Е. Покусаев, Революционная сатира Салтыкова-Щедрина, Гослитиздат, М. 1963, 471 стр.

Название книга Е. Покусаева шире ее темы. В книге говорится только о центральном периоде творчества сатирика – о произведениях 70-х годов. Предыдущий этап рассмотрен в другой работе автора – «Салтыков-Щедрин в шестидесятые годы» (1957).

Основная задача книги – исследовать произведения Щедрина с точки зрения их идейно-художественного единства. Это, несомненно, одна из важнейших задач изучения каждого писателя, и выполнена она исследователем на высоком уровне наблюдательности, эстетического чутья, умения формулировать художественные принципы.

Главной задаче книги соответствует и ее композиция. Каждая глава посвящена одному произведению Щедрина или целому циклу.

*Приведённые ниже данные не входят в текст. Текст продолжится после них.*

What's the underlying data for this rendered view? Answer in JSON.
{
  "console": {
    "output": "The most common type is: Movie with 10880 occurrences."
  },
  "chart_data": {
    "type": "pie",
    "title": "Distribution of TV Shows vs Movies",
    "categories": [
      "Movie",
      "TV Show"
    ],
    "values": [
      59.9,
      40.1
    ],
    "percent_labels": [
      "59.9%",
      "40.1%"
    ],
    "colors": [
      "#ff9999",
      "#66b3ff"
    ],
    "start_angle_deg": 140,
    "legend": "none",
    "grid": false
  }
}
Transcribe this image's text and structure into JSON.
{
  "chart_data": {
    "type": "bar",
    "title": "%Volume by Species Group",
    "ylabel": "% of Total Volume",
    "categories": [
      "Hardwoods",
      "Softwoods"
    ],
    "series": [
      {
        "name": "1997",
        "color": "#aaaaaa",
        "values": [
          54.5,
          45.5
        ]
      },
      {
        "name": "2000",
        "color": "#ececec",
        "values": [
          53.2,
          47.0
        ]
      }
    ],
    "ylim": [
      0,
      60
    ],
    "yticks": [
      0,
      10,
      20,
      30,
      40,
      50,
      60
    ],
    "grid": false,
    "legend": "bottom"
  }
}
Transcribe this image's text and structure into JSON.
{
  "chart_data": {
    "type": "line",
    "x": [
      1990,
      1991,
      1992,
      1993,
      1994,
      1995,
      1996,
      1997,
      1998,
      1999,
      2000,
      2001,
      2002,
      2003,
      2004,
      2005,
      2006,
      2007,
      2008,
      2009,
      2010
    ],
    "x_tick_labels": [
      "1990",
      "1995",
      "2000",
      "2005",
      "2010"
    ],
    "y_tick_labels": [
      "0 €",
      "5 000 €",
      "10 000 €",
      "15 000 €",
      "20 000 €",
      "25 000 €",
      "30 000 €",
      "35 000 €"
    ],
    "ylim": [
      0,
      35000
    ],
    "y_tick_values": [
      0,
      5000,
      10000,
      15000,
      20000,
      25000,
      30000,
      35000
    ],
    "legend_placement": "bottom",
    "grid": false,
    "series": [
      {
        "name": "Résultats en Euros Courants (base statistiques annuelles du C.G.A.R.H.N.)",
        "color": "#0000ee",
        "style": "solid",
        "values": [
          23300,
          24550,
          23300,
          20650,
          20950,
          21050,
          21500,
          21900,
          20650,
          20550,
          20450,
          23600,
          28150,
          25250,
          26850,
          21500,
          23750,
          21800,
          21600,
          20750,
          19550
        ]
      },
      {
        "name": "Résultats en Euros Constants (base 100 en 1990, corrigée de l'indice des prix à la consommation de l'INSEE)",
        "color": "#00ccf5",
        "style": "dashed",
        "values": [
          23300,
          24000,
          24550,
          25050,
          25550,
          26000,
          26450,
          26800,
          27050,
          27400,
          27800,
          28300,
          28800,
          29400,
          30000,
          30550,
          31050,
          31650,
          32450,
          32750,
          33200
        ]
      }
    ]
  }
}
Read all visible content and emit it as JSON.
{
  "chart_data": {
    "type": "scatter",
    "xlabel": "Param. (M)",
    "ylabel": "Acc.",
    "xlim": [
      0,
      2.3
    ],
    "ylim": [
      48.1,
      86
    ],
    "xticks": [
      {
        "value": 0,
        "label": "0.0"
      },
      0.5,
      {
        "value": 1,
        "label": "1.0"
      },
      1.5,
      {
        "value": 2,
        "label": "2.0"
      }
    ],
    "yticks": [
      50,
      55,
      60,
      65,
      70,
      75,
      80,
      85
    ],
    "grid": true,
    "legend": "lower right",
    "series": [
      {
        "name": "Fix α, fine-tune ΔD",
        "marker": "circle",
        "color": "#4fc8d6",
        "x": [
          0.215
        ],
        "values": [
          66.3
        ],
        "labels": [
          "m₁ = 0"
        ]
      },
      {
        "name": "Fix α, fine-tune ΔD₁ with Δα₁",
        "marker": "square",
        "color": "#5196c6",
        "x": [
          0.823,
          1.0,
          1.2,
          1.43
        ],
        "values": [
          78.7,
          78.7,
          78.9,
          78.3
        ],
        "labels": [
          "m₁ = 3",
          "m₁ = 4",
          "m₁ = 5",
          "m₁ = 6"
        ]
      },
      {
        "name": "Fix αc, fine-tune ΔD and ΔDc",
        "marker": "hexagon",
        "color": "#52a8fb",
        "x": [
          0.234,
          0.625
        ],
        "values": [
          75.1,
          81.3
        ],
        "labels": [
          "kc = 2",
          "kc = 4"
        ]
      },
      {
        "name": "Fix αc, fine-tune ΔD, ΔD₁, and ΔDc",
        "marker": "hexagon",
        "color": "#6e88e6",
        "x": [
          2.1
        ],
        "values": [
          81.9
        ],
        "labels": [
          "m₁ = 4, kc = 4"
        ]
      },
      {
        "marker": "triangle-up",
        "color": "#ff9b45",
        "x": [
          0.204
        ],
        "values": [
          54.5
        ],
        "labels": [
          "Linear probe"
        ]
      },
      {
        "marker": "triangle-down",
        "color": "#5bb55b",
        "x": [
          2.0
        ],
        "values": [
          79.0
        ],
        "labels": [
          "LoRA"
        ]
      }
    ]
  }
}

Е. Покусаев говорит об основных идеях и темах каждой книги Щедрина, о «направлении главного удара» и конкретных мишенях сатиры, прослеживает выражение идей в основных образах. Он знакомит читателя с генезисом, с творческой историей произведений, описывает разные эмоциональные тона, различные сочетания комического, трагического, патетического тона в книгах Щедрина, раскрывает композиционные принципы произведений, интерпретирует их художественные формы. Много места уделяется характеристике героев.

К лучшим страницам книги принадлежит психологический анализ «пустословия» Иудушки Головлева. Исследователь обрисовывает «запас понятий», которыми оперирует Иудушка, «излюбленные мотивы словесных упражнений» его, показывает, как «лицемерное слово помогает Иудушке прикинуться религиозным человеком, строгим, но справедливым отцом, послушным, уважительным сыном, гостеприимным, житейски мудрым родственником-дядей, экономным «заправским хозяином» – владельцем поместья, примерным гражданином, честно выполняющим свой долг». Исследователь демонстрирует фразеологический фонд Иудушки: «Истертая пословица, куцая, выхваченная из священного писания моральная сентенция, примелькавшаяся цитата из молитвы, ходячее изречение из арсенала старинной мудрости, истасканная житейская заповедь – все это затвердевшее, прописное, внутренне обесцененное, мертвое выступает у Иудушки нестерпимо скучным, назойливо нудным многоглаголанием, гасящим живые человеческие чувства и мысли». Е. Покусаев говорит об «эмоциональной маскировке пустословия», обращает внимание на назойливость уменьшительных и ласкательных форм, в которых употребляются любые слова («…клопиков, блошек не чувствовал ли?»), на инфантильные словечки: «Жертвы Иудушкиного предательства изводятся родственным сюсюканьем… Иудушка терзает близких словами, с которыми обычно обращаются к детям… Все эти «фяки» и «фу-ты, ну-ты», «цып-цып», «трюх-трюх» и прочие слова-бирюльки, уснащающие речь Иудушки, придают пустословию характер елейной фамильярности. Слово в устах помещика-лицемера поистине становится блудливым». Показаны функции и последствия пустословия: тираня им людей, отгораживаясь им от всяких обязанностей и человеческих отношений, Иудушка оказался в полной изоляции от людей – и тогда «пустословие своей разъедающей, как ржавчина, сущностью обратилось против самого носителя и разрушило его Личность».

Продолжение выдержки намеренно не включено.